EPSILON ALPHA RHO

On the road…again!!!
Essays, Stories, Adventures, Dreams
Chronicles of a Footloose Forester
By Dick Pellek

 

EAP
(Epsilon Alpha Rho)

 

Fraternity brothers and sorority sisters would likely know that EAP can be sounded out as “Epsilon Alpha Rho” in the Greek language and signify the name of a campus fraternity or sorority in the midst of their college environment.  The college fraternity mentality dips ever so slightly into adjunct ways of thinking, including a self-awareness among their members to pledge a life-long bond with the membership of the fraternity (or sorority) and its ideology.  They chose to join a certain group and that group chose to accept them as members. 

 

Prominent college fraternities and sororities are found in many states and in many, but not all colleges and universities.  Who knows how many Gammas or Lambdas there are at Yale or Stanford?  Or Cornell or Michigan State?  Chances are they can be enumerated through a social network that keeps track of such things.  Thus, finding fraternity brothers and sorority sisters in other states in later years is facilitated by collegial tracking.   It might even mean a place to stay on the road.  Or a kegger on a Saturday night during football season.

 

 

The Footloose Forester was not a member of a fraternity in college but he knew several people who were.  And he is grateful to his good friend Dale D. Wade who invited him many times to come and drink at the DU House (ΔΥ) on several Saturday nights at Rutgers.  We teen-aged undergraduates were also underaged drinkers in New Jersey, but somehow the fraternities looked the other way and so did the local authorities who knew it was hopeless to keep young and exuberant males in check.  There were routine keggers at ΔΥ long before the word kegger was coined.

 

The other fraternity where he was welcomed was Alpha Gamma Rho (ΑΓΡ), the agricultural fraternity.
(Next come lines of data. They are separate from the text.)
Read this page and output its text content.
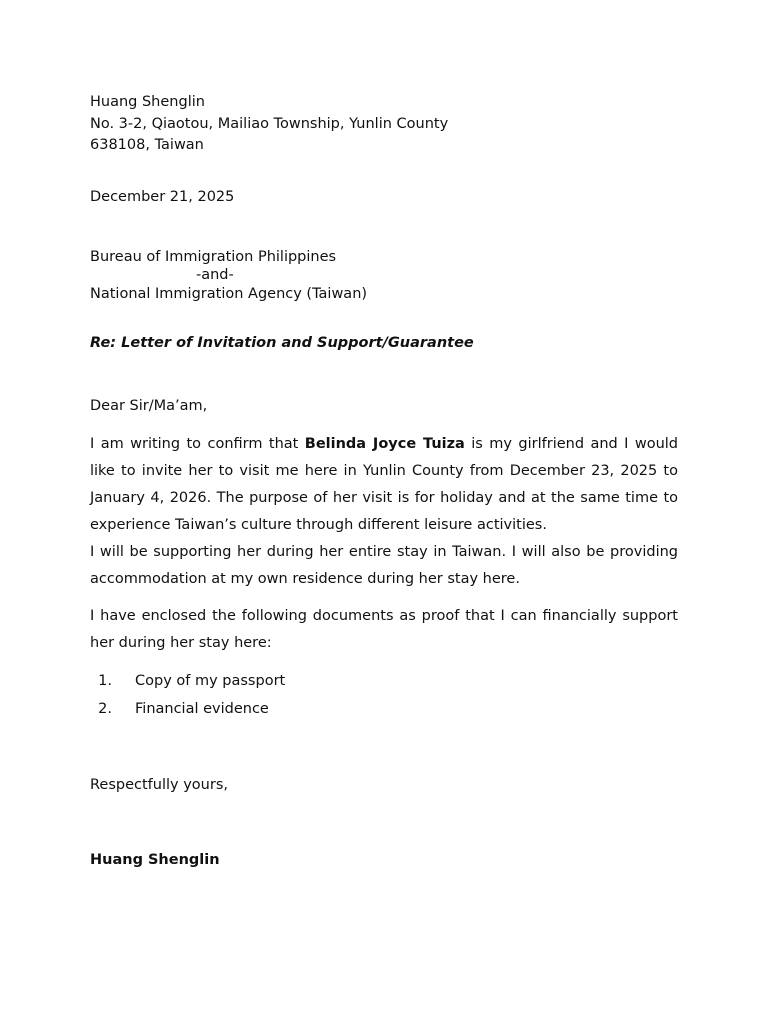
Huang Shenglin
No. 3-2, Qiaotou, Mailiao Township, Yunlin County
638108, Taiwan
December 21, 2025
Bureau of Immigration Philippines
-and-
National Immigration Agency (Taiwan)
Re: Letter of Invitation and Support/Guarantee
Dear Sir/Ma’am,

I am writing to confirm that Belinda Joyce Tuiza is my girlfriend and I would like to invite her to visit me here in Yunlin County from December 23, 2025 to January 4, 2026. The purpose of her visit is for holiday and at the same time to experience Taiwan’s culture through different leisure activities.

I will be supporting her during her entire stay in Taiwan. I will also be providing accommodation at my own residence during her stay here.

I have enclosed the following documents as proof that I can financially support her during her stay here:

1. Copy of my passport
2. Financial evidence
Respectfully yours,
Huang Shenglin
As an honorary agricultural and social fraternity, Alpha Zeta, whose name presumably was originally chosen to span the Greek alphabet and everything in nature from the A to Z, was a household word among the aggies. Somewhat embarrassingly, those who chose that name may not have been aware that the last letter in the Greek alphabet is Ω, and not Z.    

  

But the Footloose Forester was a kindred spirit in that band of aggies who were also his classmates at Rutgers.  Many of them went on to become prominent members of society and internationally acclaimed scholars.  Our own little band of non-fraternity aggies also produced internationally recognized scholars and down-to-earth farmers who made the college experience eternally worthwhile on that side of non-fraternity fraternity life.  The Helyar Experience: Cooperative Living on the Agricultural and Cook College Campus of Rutgers University (Paperback-1992) by Bonnie J. McCay (Editor) is a book that explains the system and its history in detail. And it sheds light on a non-fraternity fraternity that is a cherished memory of the Footloose Forester.

 

Epsilon Alpha Rho is the fanciful fraternity name devolved from a dream and the Footloose Forester knew that he would have to play it by E.A.R. to sell it as a story based on facts concerning the other ones.